A new method of carbon dating has moved the moment of corn’s “domestication” to something like 2500-3000 years ago. What previous carbon dating had placed at 8-5 thousand years is now 2-3 thousand years. Previously carbon dating used the wood char at the site to date the remains of the corn found. Turns out these campsites may have been in use for a thousand years by the time the inhabitants began the transformation of corn from its native source. With accelerator mass spectography, the necessary sample size for dating purposes has been reduced to as little as 1/200th of a gram of this archeological corn, in turn destroyed for the individual counting of carbon 14 atoms, and the time since last alive. Now 2300-2400 years ago.

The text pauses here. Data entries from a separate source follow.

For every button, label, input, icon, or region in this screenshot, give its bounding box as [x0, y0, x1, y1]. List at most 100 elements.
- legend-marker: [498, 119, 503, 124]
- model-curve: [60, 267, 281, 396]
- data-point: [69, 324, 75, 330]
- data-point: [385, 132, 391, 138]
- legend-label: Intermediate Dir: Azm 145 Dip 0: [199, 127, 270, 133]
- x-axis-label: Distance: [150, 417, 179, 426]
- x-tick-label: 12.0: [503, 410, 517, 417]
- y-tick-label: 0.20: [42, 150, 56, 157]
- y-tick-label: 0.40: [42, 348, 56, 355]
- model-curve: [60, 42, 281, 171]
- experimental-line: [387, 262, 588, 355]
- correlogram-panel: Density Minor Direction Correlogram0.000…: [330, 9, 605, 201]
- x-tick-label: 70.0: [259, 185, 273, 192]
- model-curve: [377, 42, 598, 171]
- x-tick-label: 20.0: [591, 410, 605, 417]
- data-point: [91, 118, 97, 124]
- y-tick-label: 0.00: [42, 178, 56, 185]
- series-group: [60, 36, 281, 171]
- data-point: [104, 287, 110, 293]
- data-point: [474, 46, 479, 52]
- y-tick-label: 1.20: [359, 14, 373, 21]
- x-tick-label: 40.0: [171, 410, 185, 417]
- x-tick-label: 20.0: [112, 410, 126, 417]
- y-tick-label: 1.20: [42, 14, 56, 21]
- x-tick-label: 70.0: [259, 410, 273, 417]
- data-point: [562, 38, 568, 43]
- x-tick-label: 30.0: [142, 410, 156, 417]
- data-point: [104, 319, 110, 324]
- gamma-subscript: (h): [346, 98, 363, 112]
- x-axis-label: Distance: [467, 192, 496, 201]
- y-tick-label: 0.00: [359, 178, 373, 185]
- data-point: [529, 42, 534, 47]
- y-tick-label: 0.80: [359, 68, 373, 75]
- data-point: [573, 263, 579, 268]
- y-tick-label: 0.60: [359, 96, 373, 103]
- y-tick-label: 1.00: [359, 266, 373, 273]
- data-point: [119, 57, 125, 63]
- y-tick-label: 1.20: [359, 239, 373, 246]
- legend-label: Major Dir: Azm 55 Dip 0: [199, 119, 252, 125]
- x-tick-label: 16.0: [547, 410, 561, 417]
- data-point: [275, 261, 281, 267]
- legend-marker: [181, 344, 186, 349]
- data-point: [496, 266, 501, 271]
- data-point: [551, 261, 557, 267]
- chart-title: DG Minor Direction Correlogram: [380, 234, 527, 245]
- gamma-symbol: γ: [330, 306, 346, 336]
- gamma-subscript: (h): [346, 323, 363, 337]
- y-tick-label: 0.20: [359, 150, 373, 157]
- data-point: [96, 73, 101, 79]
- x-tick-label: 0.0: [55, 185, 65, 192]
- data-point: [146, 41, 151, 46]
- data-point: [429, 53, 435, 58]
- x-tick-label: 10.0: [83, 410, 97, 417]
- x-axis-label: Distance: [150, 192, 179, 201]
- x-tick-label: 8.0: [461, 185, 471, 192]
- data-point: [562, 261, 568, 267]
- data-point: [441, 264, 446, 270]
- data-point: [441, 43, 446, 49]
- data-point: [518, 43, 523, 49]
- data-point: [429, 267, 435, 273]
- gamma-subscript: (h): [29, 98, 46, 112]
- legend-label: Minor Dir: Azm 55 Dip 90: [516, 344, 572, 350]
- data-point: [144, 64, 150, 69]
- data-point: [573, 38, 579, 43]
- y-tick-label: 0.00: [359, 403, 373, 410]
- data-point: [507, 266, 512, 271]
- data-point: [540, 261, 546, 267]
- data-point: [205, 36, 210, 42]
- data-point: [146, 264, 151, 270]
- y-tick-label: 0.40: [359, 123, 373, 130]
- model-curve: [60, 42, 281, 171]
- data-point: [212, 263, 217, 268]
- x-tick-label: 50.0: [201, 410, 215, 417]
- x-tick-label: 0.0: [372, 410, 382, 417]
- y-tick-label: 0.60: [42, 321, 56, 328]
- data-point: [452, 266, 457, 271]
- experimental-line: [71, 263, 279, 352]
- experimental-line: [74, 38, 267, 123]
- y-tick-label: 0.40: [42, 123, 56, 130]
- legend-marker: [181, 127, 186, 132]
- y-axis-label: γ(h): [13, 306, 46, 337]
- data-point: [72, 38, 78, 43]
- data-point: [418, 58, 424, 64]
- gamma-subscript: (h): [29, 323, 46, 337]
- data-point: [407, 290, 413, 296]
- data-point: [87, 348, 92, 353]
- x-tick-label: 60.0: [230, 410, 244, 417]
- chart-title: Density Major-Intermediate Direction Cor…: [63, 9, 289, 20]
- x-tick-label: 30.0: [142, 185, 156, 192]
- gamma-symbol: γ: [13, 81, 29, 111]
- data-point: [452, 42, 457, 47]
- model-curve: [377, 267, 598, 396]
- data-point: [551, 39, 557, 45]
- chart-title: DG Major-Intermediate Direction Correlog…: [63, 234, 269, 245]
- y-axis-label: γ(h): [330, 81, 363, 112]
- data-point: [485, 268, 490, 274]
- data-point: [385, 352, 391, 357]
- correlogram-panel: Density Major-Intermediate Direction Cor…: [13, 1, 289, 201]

A question remains, how did modern corn happen from such humble beginnings? What the Smithsonian article challenged a modern lab couldn’t do. Plant genetics are now quite different from the earlier GMOs, including its franken-food fears. With CRISPR, genetics now has a degree of accuracy previously unavailable.
Our fields, pastures, orchards, paddies and gardens are inhabited by highly modified plants, whose resemblance to their original form is dim. Still the question, how did they do it? How did they take corn from not-ready-for-prime-time to the Corn Belt Goliath? We know the mechanism, save the best and biggest seed, plant it, let these plants have carnal knowledge and save the offspring. The pertinent question, how long did it take for this method to demonstrate benefit? None of our ancestors in those caves west of Mexico City were PhD plant breeders. No Mendels, no Monsanto. How did they overcome the desire to eat the best seed and plant the runts?

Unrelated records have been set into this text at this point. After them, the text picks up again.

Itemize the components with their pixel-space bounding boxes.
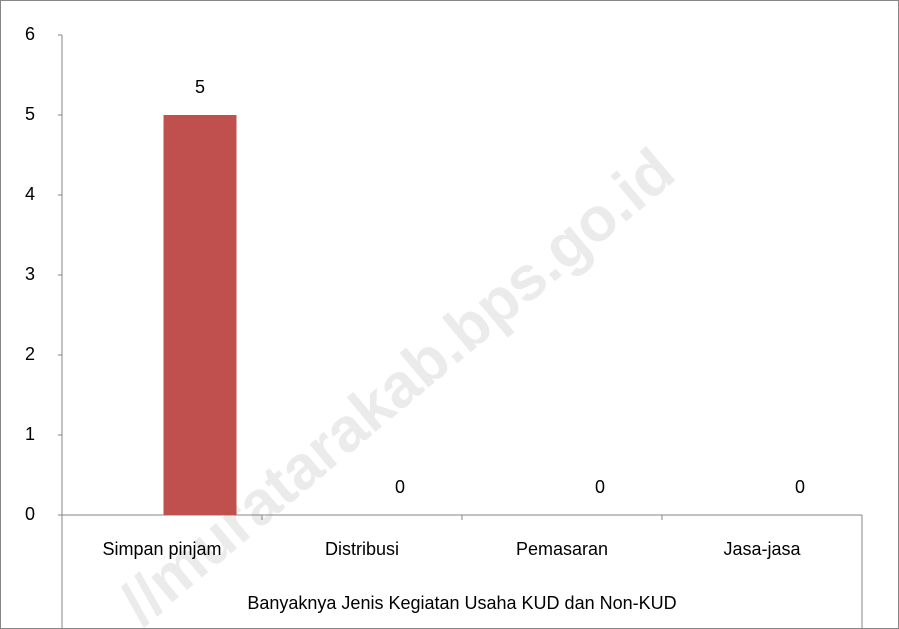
value-label: 0 — [395, 477, 405, 497]
value-label: 0 — [595, 477, 605, 497]
value-label: 5 — [195, 77, 205, 97]
x-tick-label: Distribusi — [325, 539, 399, 559]
y-tick-label: 0 — [25, 504, 35, 524]
y-tick-label: 4 — [25, 184, 35, 204]
y-tick-label: 1 — [25, 424, 35, 444]
y-tick-label: 5 — [25, 104, 35, 124]
x-tick-label: Pemasaran — [516, 539, 608, 559]
x-tick-label: Jasa-jasa — [723, 539, 801, 559]
y-tick-label: 2 — [25, 344, 35, 364]
y-tick-label: 3 — [25, 264, 35, 284]
x-axis-title: Banyaknya Jenis Kegiatan Usaha KUD dan N… — [247, 593, 676, 613]
bar — [163, 115, 237, 515]
value-label: 0 — [795, 477, 805, 497]
y-tick-label: 6 — [25, 24, 35, 44]
x-tick-label: Simpan pinjam — [102, 539, 221, 559]
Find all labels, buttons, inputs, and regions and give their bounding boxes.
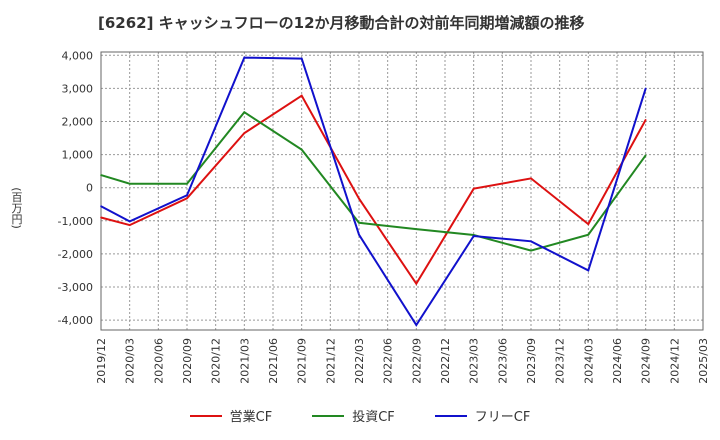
legend: 営業CF 投資CF フリーCF (0, 406, 720, 425)
y-tick-label: 2,000 (62, 116, 94, 129)
y-tick-label: 1,000 (62, 149, 94, 162)
data-point (644, 87, 647, 90)
chart-svg: 4,000 3,000 2,000 1,000 0 -1,000 -2,000 -3,000 -… (58, 49, 710, 384)
data-point (186, 197, 188, 200)
legend-label: フリーCF (474, 410, 531, 425)
x-tick-label: 2023/12 (554, 338, 567, 384)
data-point (415, 324, 418, 326)
plot-border (100, 51, 704, 331)
data-point (644, 119, 647, 121)
data-point (530, 249, 532, 252)
data-point (243, 132, 246, 134)
data-point (186, 182, 188, 185)
data-point (100, 174, 102, 176)
x-tick-label: 2021/09 (296, 338, 309, 384)
data-point (644, 154, 647, 157)
x-tick-label: 2019/12 (95, 338, 108, 384)
x-tick-label: 2020/09 (181, 338, 194, 384)
data-point (358, 221, 360, 224)
data-point (415, 282, 418, 285)
data-point (472, 235, 475, 237)
y-axis-label: (百万円) (10, 187, 23, 229)
x-tick-label: 2022/09 (410, 338, 423, 384)
x-tick-label: 2023/06 (496, 338, 509, 384)
y-tick-label: -4,000 (58, 314, 93, 327)
data-point (587, 269, 590, 272)
data-point (100, 216, 102, 219)
x-tick-label: 2023/03 (468, 338, 481, 384)
y-tick-label: 0 (86, 182, 93, 195)
data-point (300, 94, 303, 97)
series-lines (100, 56, 647, 327)
x-tick-label: 2023/09 (525, 338, 538, 384)
plot-frame (100, 51, 704, 331)
x-tick-label: 2024/06 (611, 338, 624, 384)
legend-swatch (434, 414, 467, 417)
x-tick-label: 2021/06 (267, 338, 280, 384)
x-tick-label: 2021/12 (324, 338, 337, 384)
chart-title: [6262] キャッシュフローの12か月移動合計の対前年同期増減額の推移 (98, 14, 585, 32)
x-tick-label: 2022/03 (353, 338, 366, 384)
legend-swatch (312, 414, 345, 417)
data-point (300, 57, 303, 60)
legend-label: 投資CF (352, 410, 395, 425)
data-point (100, 205, 102, 208)
data-point (358, 197, 360, 200)
series-line (100, 110, 647, 252)
data-point (530, 240, 532, 243)
data-point (472, 187, 475, 190)
data-point (530, 177, 532, 180)
y-tick-label: 4,000 (62, 49, 94, 62)
x-tick-label: 2024/09 (640, 338, 653, 384)
x-tick-label: 2024/12 (668, 338, 681, 384)
data-point (128, 182, 131, 185)
y-tick-label: 3,000 (62, 82, 94, 95)
y-tick-label: -2,000 (58, 248, 93, 261)
x-tick-label: 2020/06 (152, 338, 165, 384)
grid-lines (100, 52, 704, 330)
x-tick-label: 2024/03 (582, 338, 595, 384)
x-tick-labels: 2019/12 2020/03 2020/06 2020/09 2020/12 2021/… (95, 338, 710, 384)
data-point (128, 224, 131, 226)
x-tick-label: 2022/12 (439, 338, 452, 384)
legend-item: 営業CF (189, 406, 273, 425)
x-tick-label: 2021/03 (238, 338, 251, 384)
legend-swatch (189, 414, 222, 417)
data-point (186, 194, 188, 197)
x-tick-label: 2020/03 (124, 338, 137, 384)
data-point (128, 220, 131, 223)
data-point (415, 228, 418, 230)
data-point (300, 148, 303, 151)
y-tick-label: -3,000 (58, 281, 93, 294)
legend-item: フリーCF (434, 406, 531, 425)
y-tick-labels: 4,000 3,000 2,000 1,000 0 -1,000 -2,000 -3,000 -… (58, 49, 93, 327)
legend-label: 営業CF (229, 410, 273, 425)
series-line (100, 56, 647, 327)
data-point (243, 111, 246, 114)
x-tick-label: 2025/03 (697, 338, 710, 384)
data-point (358, 233, 360, 236)
x-tick-label: 2020/12 (210, 338, 223, 384)
y-tick-label: -1,000 (58, 215, 93, 228)
x-tick-label: 2022/06 (382, 338, 395, 384)
legend-item: 投資CF (312, 406, 395, 425)
data-point (243, 56, 246, 59)
data-point (587, 223, 590, 225)
data-point (587, 233, 590, 236)
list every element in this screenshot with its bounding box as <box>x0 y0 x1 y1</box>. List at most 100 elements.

Religion probably had something to do with it, to suggest religion is what made hunters into farmers. Any right-thinking dirtball will forego eating the good stuff if he/she thinks God ought get first choice. They saved the big cob for God or gods. The following spring it was still in the collection plate, they planted this seed in God’s honor. We know where this plot goes; bigger crop, longer ears, more kernels. Wild maize went from a “weedy grass” to life-saving, urban-sprawl corn in a surprisingly short time. The difference between wild teosinte and modern corn is the regulation of five genes. Five genes provide more rows, longer cob, softer kernels, shorter growing season. For native practitioners, this act of seed selection was worship, we know it as science.

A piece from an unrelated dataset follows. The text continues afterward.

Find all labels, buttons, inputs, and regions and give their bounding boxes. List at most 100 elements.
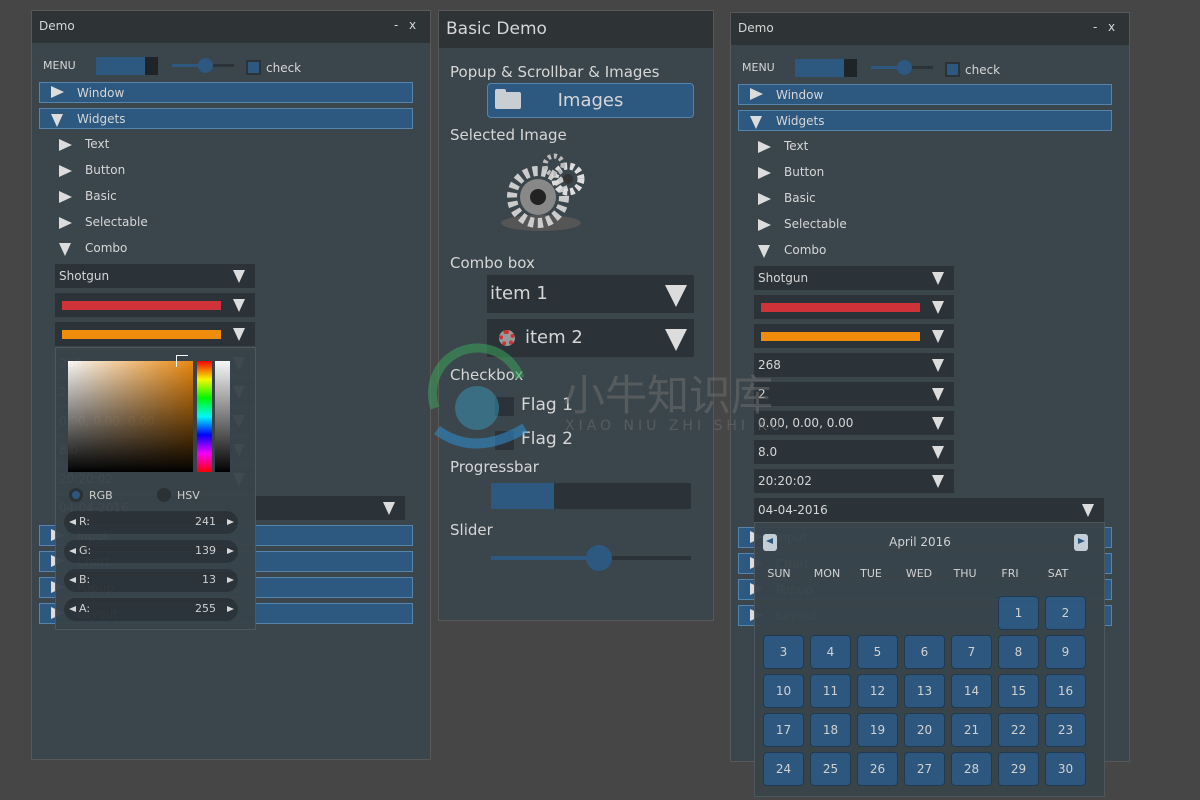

Corn may have proceeded from a weedy grass to civilization’s tent pole in a century or two, maybe even in the memory of these people. As may explain why the Olmec, the Maya, the Aztec built their pyramids and filleted the hearts of slaves and virgins. Because they had witnessed how an act of worship had turned a weedy grass into the chance of civilization. They didn’t yet know that God was science.